Caravane pour la paix
Le défenseur des droits humains Wilfredo Cañizares, interrogé par Mutante, l'assure : « Nous savions tous que ça allait se finir par une guerre. En fait, on pensait même que ça allait exploser en décembre, mais le commandement central de l'ELN a décrété une trêve de Noël. » Pour lui, la guerre aurait pu être évitée si l'État colombien avait pris ses responsabilités. En novembre 2024, une dernière alerte du Défenseur du peuple annonçait que « l'existence d'une dissidence des Farc, renforcée et étendue, et une éventuelle confrontation entre elle et l'ELN, conduirait la région vers une crise disproportionnée et avec des coûts humanitaires élevées », rapporte le média colombien. « Le gouvernement dit que la situation l'a pris par surprise. Mais non, les mesures n'ont simplement pas été prises », s'indigne le député du Catatumbo Diógenes Quintero dans Mongabay Latam.

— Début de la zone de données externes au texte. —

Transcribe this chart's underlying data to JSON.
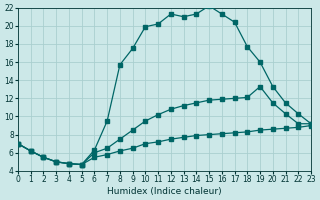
{
  "xlabel": "Humidex (Indice chaleur)",
  "bg_color": "#cce8e8",
  "grid_color": "#aacfcf",
  "line_color": "#006666",
  "xlim": [
    0,
    23
  ],
  "ylim": [
    4,
    22
  ],
  "xticks": [
    0,
    1,
    2,
    3,
    4,
    5,
    6,
    7,
    8,
    9,
    10,
    11,
    12,
    13,
    14,
    15,
    16,
    17,
    18,
    19,
    20,
    21,
    22,
    23
  ],
  "yticks": [
    4,
    6,
    8,
    10,
    12,
    14,
    16,
    18,
    20,
    22
  ],
  "curve1_x": [
    0,
    1,
    2,
    3,
    4,
    5,
    6,
    7,
    8,
    9,
    10,
    11,
    12,
    13,
    14,
    15,
    16,
    17,
    18,
    19,
    20,
    21,
    22,
    23
  ],
  "curve1_y": [
    7,
    6.2,
    5.5,
    5.0,
    4.8,
    4.7,
    6.3,
    9.5,
    15.7,
    17.5,
    19.9,
    20.2,
    21.3,
    21.0,
    21.3,
    22.2,
    21.3,
    20.4,
    17.7,
    16.0,
    13.3,
    11.5,
    10.3,
    9.2
  ],
  "curve2_x": [
    0,
    1,
    2,
    3,
    4,
    5,
    6,
    7,
    8,
    9,
    10,
    11,
    12,
    13,
    14,
    15,
    16,
    17,
    18,
    19,
    20,
    21,
    22,
    23
  ],
  "curve2_y": [
    7,
    6.2,
    5.5,
    5.0,
    4.8,
    4.7,
    6.0,
    6.5,
    7.5,
    8.5,
    9.5,
    10.2,
    10.8,
    11.2,
    11.5,
    11.8,
    11.9,
    12.0,
    12.1,
    13.3,
    11.5,
    10.3,
    9.2,
    9.2
  ],
  "curve3_x": [
    0,
    1,
    2,
    3,
    4,
    5,
    6,
    7,
    8,
    9,
    10,
    11,
    12,
    13,
    14,
    15,
    16,
    17,
    18,
    19,
    20,
    21,
    22,
    23
  ],
  "curve3_y": [
    7,
    6.2,
    5.5,
    5.0,
    4.8,
    4.7,
    5.5,
    5.8,
    6.2,
    6.5,
    7.0,
    7.2,
    7.5,
    7.7,
    7.9,
    8.0,
    8.1,
    8.2,
    8.3,
    8.5,
    8.6,
    8.7,
    8.8,
    9.0
  ],
  "font_color": "#003333",
  "tick_fontsize": 5.5,
  "xlabel_fontsize": 6.5,
  "lw": 0.9,
  "ms": 2.2
}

Malgré les combats en cours dans la région, la population et les organisations de la société civile ont organisé une caravane pour la paix entre Ocaña et El Tarra, les 3 et 4 février dernier. Elles demandent le cessez-le-feu, la reprise des négociations de paix, et la signature du plan territorial pour la transformation du Catatumbo. Dans une vidéo du média Baudó Agencia Pública, le leader paysan Alberto Castillo appelle le gouvernement colombien à « faire rêver la communauté du Catatumbo à la construction de la paix ». Mais pour le moment, ce rêve semble loin de se réaliser.